The cookery school kitchens at TV chef Hugh Fearnley-Whittingstall's River Cottage headquarters in Devon have been severely damaged by fire. The alarm was raised on Tuesday evening and the fire took several hours to bring under control. Devon and Somerset Fire and Rescue Service said that firefighters had also had to isolate two large tanks of liquid propane gas at the Axminster property. River Cottage said staff were trying to contact the chef who is filming abroad. A statement said: 'The River Cottage team are shocked and upset, and are dealing with the damage today. Hugh is away on a long-distance filming trip and will be informed as soon as he can be contacted.' River Cottage said its cookery school courses which are held in the converted barn would not be running 'in the short term.' The canteen restaurant and delicatessen, based in the centre of Axminster, has not been affected by the fire. Last August, the chef and his son had to be rescued by lifeboat when his boat became trapped on submerged rocks off the coast of Sidmouth.
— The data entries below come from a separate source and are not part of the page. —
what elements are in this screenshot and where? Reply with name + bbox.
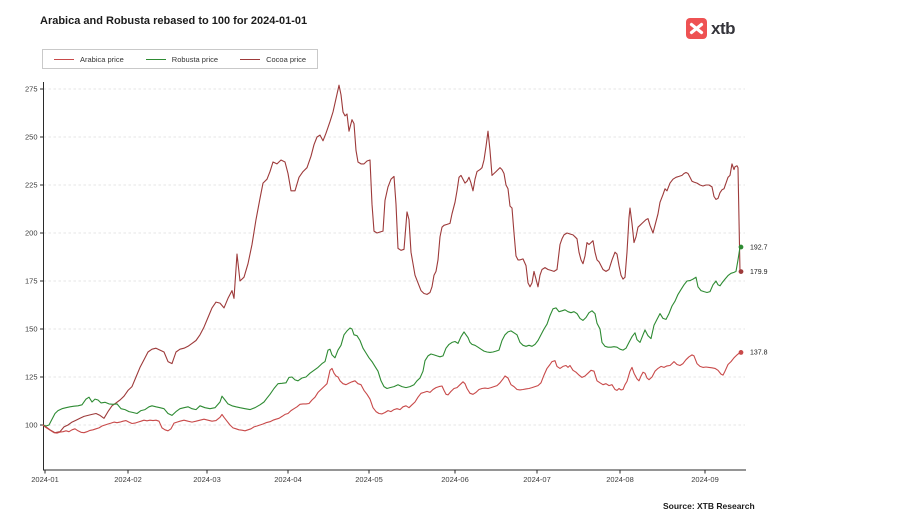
legend-item-arabica: Arabica price — [54, 55, 124, 64]
x-tick-label: 2024-06 — [441, 475, 469, 484]
series-line-arabica — [42, 351, 741, 434]
y-tick-label: 225 — [25, 181, 38, 190]
legend-item-cocoa: Cocoa price — [240, 55, 306, 64]
x-tick-label: 2024-05 — [355, 475, 383, 484]
end-marker-cocoa — [738, 269, 744, 274]
legend-label: Arabica price — [80, 54, 124, 64]
y-tick-label: 275 — [25, 85, 38, 94]
legend-swatch — [54, 58, 74, 60]
y-tick-label: 200 — [25, 229, 38, 238]
legend-item-robusta: Robusta price — [145, 54, 219, 64]
x-tick-label: 2024-09 — [691, 475, 719, 484]
end-label-robusta: 192.7 — [750, 244, 768, 251]
chart-legend: Arabica price Robusta price Cocoa price — [42, 49, 319, 69]
source-note: Source: XTB Research — [663, 501, 755, 511]
xtb-logo: xtb — [686, 18, 736, 39]
x-tick-label: 2024-08 — [606, 475, 634, 484]
xtb-logo-icon — [686, 18, 707, 39]
x-tick-label: 2024-04 — [274, 475, 302, 484]
y-tick-label: 100 — [25, 421, 38, 430]
x-tick-label: 2024-07 — [523, 475, 551, 484]
x-tick-label: 2024-01 — [31, 475, 59, 484]
y-tick-label: 175 — [25, 277, 38, 286]
chart-title: Arabica and Robusta rebased to 100 for 2… — [40, 15, 308, 27]
end-label-cocoa: 179.9 — [750, 269, 768, 276]
series-line-robusta — [42, 246, 741, 427]
series-line-cocoa — [42, 84, 741, 434]
xtb-logo-text: xtb — [711, 18, 736, 38]
legend-label: Cocoa price — [266, 54, 307, 64]
legend-label: Robusta price — [171, 54, 219, 64]
x-tick-label: 2024-03 — [193, 475, 221, 484]
end-marker-robusta — [738, 244, 744, 250]
y-tick-label: 150 — [25, 325, 38, 334]
x-tick-label: 2024-02 — [114, 475, 142, 484]
legend-swatch — [145, 58, 166, 60]
end-label-arabica: 137.8 — [750, 350, 768, 357]
legend-swatch — [240, 58, 261, 60]
axes — [43, 82, 746, 471]
end-marker-arabica — [738, 350, 744, 355]
y-tick-label: 125 — [25, 373, 38, 382]
y-tick-label: 250 — [25, 133, 38, 142]
x-glyph-icon — [689, 22, 704, 35]
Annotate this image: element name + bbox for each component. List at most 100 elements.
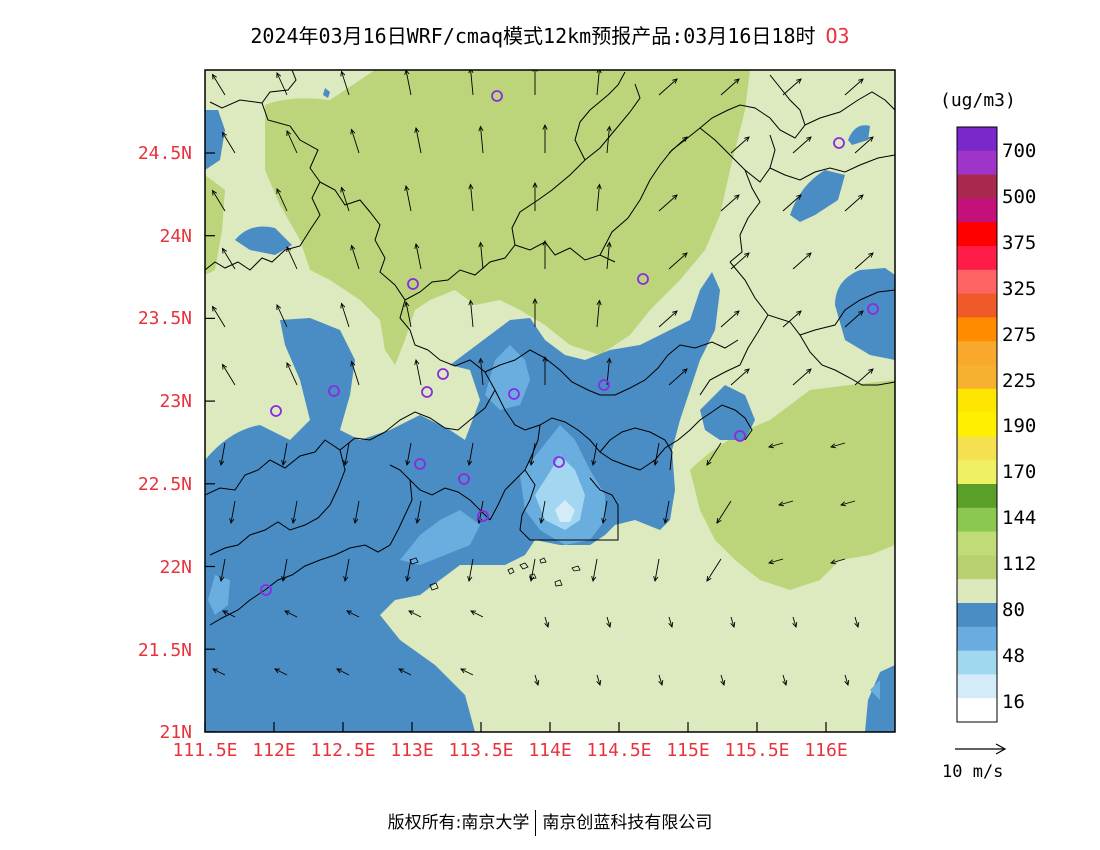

Fans of The Simpsons will attempt to break a Guinness World Record for marathon TV viewing this week. On Wednesday afternoon in Los Angeles, one hundred fans will begin watching consecutive episodes of the US TV series. The last fan standing at the end of the marathon will win ten thousand dollars and a variety of Simpsons merchandise. Participants are allowed to eat and drink during the marathon and go to the toilet, but they'll be disqualified if they fall asleep. Each episode of The Simpsons is around twenty two minutes long, which means it would make more than eight days to watch every episode. Twentieth Century FOX, which broadcasts The Simpsons in America, is sponsoring the event and supplying the winner's prize. Fans need to be a US resident and over eighteen to take part, according to the event's official website. The current record for marathon TV viewing is held by three American men who watched eight six hours of the Kiefer Sutherland series 24 in 2010. A feat that Jack Bauer himself would've been impressed with. Except that they were TV-watching nerds so he'd probably want to kill them on general principle. The Simpsons, which was created by Matt Groening, is the longest-running animated comedy show of all time. The show's five hundredth episode - At Long Last Leave - is due to air later this month.

The BBC, ITN and Sky News have been ordered to hand over hours of unbroadcast footage of the Dale Farm evictions after losing a court battle against Essex police. The broadcasters were told to disclose footage filmed at the UK's largest Travellers' camp on 18 and 19 October after police won a production order at Chelmsford magistrates court on Tuesday. The broadcasters are understood to be considering a challenge to the wide-ranging order, which includes footage of a police officer apparently using a stun gun at close range. The court ruled that it is in the public interest for police to obtain the footage to help detect crime. In deciding whether to grant a production order, judges are supposed to weigh the interest of the police in obtaining evidence with the public interest in a free press. Essex police said it believes the footage could help to identify people responsible for 'the assault of a number of officers' during clashes with Travellers at the eviction. It is routine for broadcasters to oppose production orders brought by the police. However, this order was keenly fought because it includes non-violent footage of Travellers which police claimed could help identify those involved in criminal acts at other times during the eviction. The broadcasters – who include the freelance journalist Jason Parkinson and Hardcash Productions, the independent production firm behind BBC1's Panorama coverage of Dale Farm – argued that disclosing the material would put journalists in danger at future protests because they could be wrongly seen as an evidence-gathering arm of the authorities. A spokesman for ITN said: 'We are disappointed by this ruling as we opposed the production order to protect our newsgathering personnel and on a matter of journalistic principle. We are reviewing the details of the ruling and seriously considering whether to appeal.' Essex police said in a statement: 'Essex police has been granted the right to obtain relevant footage from those media organisations that were present during the enforcement action in October 2011. The material is expected to be handed over to the force in the next few weeks. Detectives will then proceed to identify those individuals who committed crimes at Dale Farm.'
The man behind political website Guido Fawkes has told how he avoiding legal action by using foreign web hosts. Paul Staines said he published a Merrill Lynch memo about the potential fifty billion smackers cost of bailing out Northern Rock bank, despite an injunction, because the public 'had a right to know.' Lawyers had to 'chase' the story in different jurisdictions, he said. Irish citizen Staines told the Leveson Inquiry into media ethics he was not bound by UK judges' orders. 'What I think you're missing is that I'm a citizen of a free republic and, since 1922, I don't have to pay attention to what a British judge orders me to do.' He said that by publishing the information in several countries during the Northern Rock crisis he forced lawyers Carter Ruck to 'chase it' in several jurisdictions. He added that he used hosting sites in countries where normal business hours were closed, meaning the lawyers had to wait until morning before taking the matter up with the sites' owners.